BTW I agree with the responder who says quit from those environments ASAP. I don't know how engineers can overcome a dysfunctional business lead like that... and that kind of business lead is often an expert at making sure the repercussions land on someone else. Case in point, by asking you to finish faster he is tacitly asking you to skip capabilities or safety checks... and that way you're responsible for the fallout.


It’s different because it can remove a bias out of estimations.


But eventually everyone knows that your gold stars stand for weeks. So how does this help?


Because you can keep tracking how long things actually take. And then divide by the gold stars, to see how much time you actually need for a golf star.

And that number might change over time and that’s okay, and you can keep tracking it.

It’s a bit of a mind trick.

Instead of thinking: “How long will this ticket take?” you think: “Is this rather as complex as the 3 star tickets I did in the past, or is it as complex as the 5 star tickets? “

You estimate in terms of other tickets, not in terms of time.

It helps to remove bias.


The only quasi-interesting property this has is that it can change over time.

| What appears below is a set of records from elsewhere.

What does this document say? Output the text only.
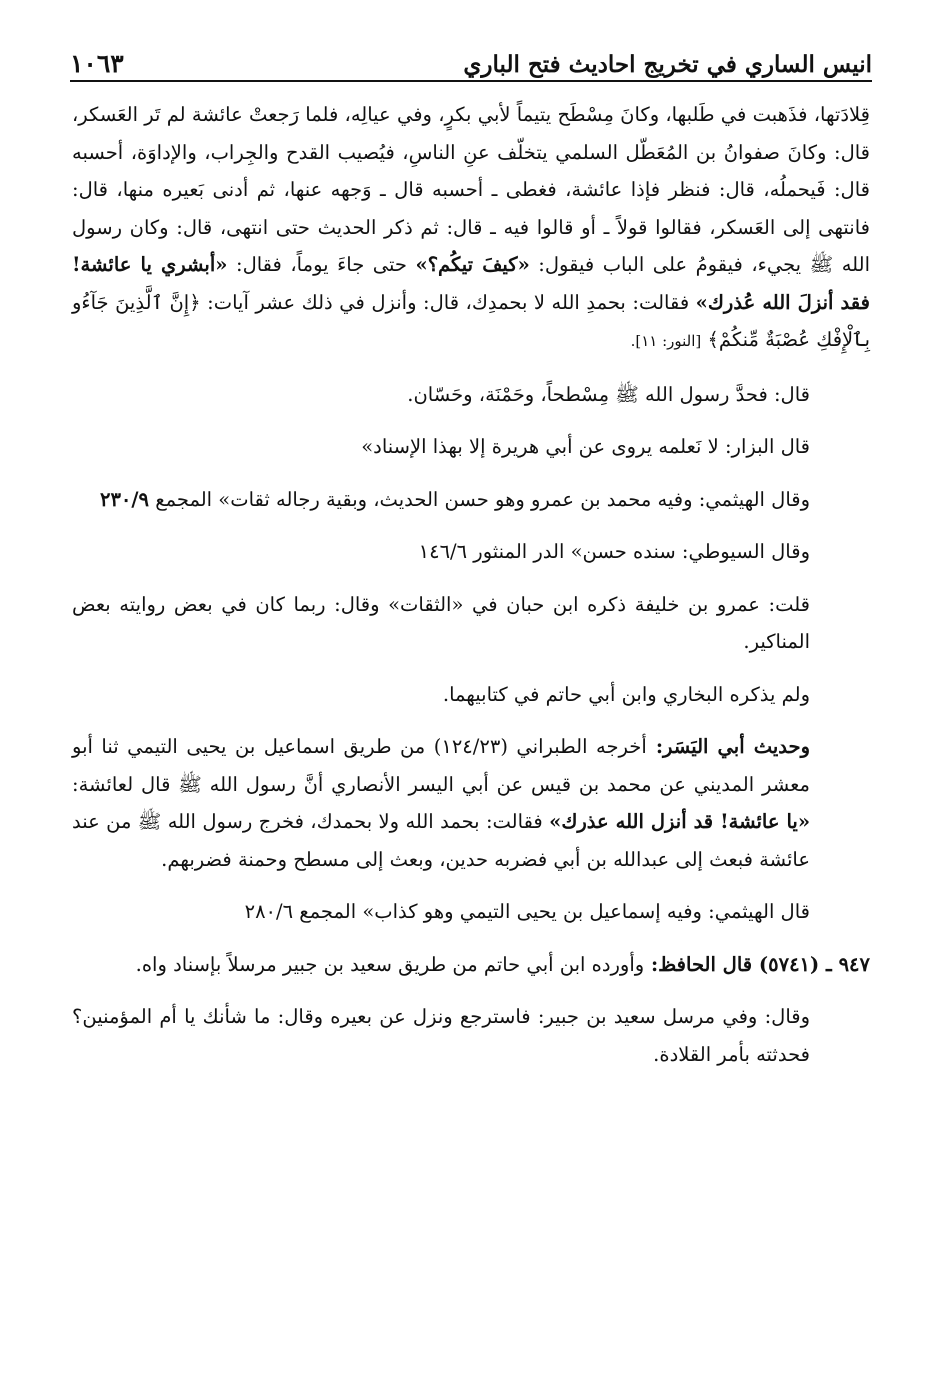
انيس الساري في تخريج احاديث فتح الباري
١٠٦٣

قِلادَتها، فذَهبت في طَلبها، وكانَ مِسْطَح يتيماً لأبي بكرٍ، وفي عيالِه، فلما رَجعتْ عائشة لم تَر العَسكر، قال: وكانَ صفوانُ بن المُعَطّل السلمي يتخلّف عنِ الناسِ، فيُصيب القدح والجِراب، والإداوَة، أحسبه قال: فَيحملُه، قال: فنظر فإذا عائشة، فغطى ـ أحسبه قال ـ وَجهه عنها، ثم أدنى بَعيره منها، قال: فانتهى إلى العَسكر، فقالوا قولاً ـ أو قالوا فيه ـ قال: ثم ذكر الحديث حتى انتهى، قال: وكان رسول الله ﷺ يجيء، فيقومُ على الباب فيقول: «كيفَ تيكُم؟» حتى جاءَ يوماً، فقال: «أبشري يا عائشة! فقد أنزلَ الله عُذرك» فقالت: بحمدِ الله لا بحمدِك، قال: وأنزل في ذلك عشر آيات: ﴿إِنَّ ٱلَّذِينَ جَآءُو بِٱلْإِفْكِ عُصْبَةٌ مِّنكُمْ﴾ [النور: ١١].

قال: فحدَّ رسول الله ﷺ مِسْطحاً، وحَمْنَة، وحَسّان.

قال البزار: لا نَعلمه يروى عن أبي هريرة إلا بهذا الإسناد»

وقال الهيثمي: وفيه محمد بن عمرو وهو حسن الحديث، وبقية رجاله ثقات» المجمع ٢٣٠/٩

وقال السيوطي: سنده حسن» الدر المنثور ١٤٦/٦

قلت: عمرو بن خليفة ذكره ابن حبان في «الثقات» وقال: ربما كان في بعض روايته بعض المناكير.

ولم يذكره البخاري وابن أبي حاتم في كتابيهما.

وحديث أبي اليَسَر: أخرجه الطبراني (١٢٤/٢٣) من طريق اسماعيل بن يحيى التيمي ثنا أبو معشر المديني عن محمد بن قيس عن أبي اليسر الأنصاري أنَّ رسول الله ﷺ قال لعائشة: «يا عائشة! قد أنزل الله عذرك» فقالت: بحمد الله ولا بحمدك، فخرج رسول الله ﷺ من عند عائشة فبعث إلى عبدالله بن أبي فضربه حدين، وبعث إلى مسطح وحمنة فضربهم.

قال الهيثمي: وفيه إسماعيل بن يحيى التيمي وهو كذاب» المجمع ٢٨٠/٦

٩٤٧ ـ (٥٧٤١) قال الحافظ: وأورده ابن أبي حاتم من طريق سعيد بن جبير مرسلاً بإسناد واه.

وقال: وفي مرسل سعيد بن جبير: فاسترجع ونزل عن بعيره وقال: ما شأنك يا أم المؤمنين؟ فحدثته بأمر القلادة.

Nothing you said changes the main problem: gold stars are weeks and we all know it. Next year they are two weeks, fine.


No, they are not weeks, and the minute "we all know it" you are fucked.

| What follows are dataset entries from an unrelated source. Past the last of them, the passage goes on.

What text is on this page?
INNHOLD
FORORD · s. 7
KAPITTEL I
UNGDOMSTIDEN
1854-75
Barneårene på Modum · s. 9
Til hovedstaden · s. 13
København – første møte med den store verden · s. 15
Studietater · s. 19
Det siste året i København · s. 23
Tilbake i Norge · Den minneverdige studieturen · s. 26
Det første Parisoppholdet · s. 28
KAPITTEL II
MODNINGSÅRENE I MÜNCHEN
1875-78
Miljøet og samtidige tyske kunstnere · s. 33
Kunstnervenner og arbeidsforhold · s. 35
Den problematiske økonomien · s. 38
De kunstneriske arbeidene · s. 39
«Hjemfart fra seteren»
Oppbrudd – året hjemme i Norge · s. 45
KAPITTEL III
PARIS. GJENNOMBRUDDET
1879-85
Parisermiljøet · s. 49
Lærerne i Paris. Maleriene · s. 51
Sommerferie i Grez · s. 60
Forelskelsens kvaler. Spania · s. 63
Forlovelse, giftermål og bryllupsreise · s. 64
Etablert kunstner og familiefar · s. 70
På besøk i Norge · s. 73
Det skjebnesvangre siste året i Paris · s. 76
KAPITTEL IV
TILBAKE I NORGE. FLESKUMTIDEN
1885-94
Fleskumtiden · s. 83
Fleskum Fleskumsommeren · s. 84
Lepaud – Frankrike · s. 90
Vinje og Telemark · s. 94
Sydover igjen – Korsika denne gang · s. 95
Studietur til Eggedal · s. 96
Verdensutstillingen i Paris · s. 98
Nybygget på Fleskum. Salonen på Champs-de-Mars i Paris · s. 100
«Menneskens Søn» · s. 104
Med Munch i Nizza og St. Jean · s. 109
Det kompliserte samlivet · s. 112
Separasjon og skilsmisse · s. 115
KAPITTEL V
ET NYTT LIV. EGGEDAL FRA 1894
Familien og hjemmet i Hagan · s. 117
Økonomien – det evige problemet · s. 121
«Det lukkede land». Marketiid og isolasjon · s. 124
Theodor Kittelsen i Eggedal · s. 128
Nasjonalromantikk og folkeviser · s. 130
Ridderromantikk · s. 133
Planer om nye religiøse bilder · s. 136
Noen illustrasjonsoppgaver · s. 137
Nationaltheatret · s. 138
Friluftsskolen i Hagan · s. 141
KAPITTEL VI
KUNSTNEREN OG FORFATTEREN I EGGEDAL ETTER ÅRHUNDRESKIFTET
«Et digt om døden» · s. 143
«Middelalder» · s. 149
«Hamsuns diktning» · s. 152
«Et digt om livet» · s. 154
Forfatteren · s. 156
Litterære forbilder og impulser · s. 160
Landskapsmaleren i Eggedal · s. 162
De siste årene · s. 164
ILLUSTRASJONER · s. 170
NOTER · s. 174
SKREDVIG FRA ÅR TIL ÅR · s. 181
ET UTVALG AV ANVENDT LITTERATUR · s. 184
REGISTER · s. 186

Engineers are not concerned with time. They are concerned with feature completeness and quality. They do not care how long a task takes, only that it is done Right. When the PM asks how hard it is, that's their only consideration.

The PM only cares about time to make accurate predictions for the rest of the business. A given task takes as long as it takes to be done Right. If the business wants it on a different timeline, the business has to redefine the task, or redefine Right (ie skipping tests or doco).

Research bears it out: human brains suck at estimating time, and are much better as soon as you talk in terms of effort.

BUT if you want to insist on brute forcing through our cognitive biases, I have good news: you can do almost as well by tracking the relationship between "developer time" and "real time". You're still dealing in abstracted units, of course, but you can still pretend you aren't, which is the important thing.


I get the sentiment, but ultimately business is time-bound. Everything is about time. But now we have a bunch of “engineers” (that somehow are fundamentally incapable of structured planning and execution) that are “not concerned with time”.

I found your characterization of engineers and PMs not useful and a bit childish. This is not how money is made.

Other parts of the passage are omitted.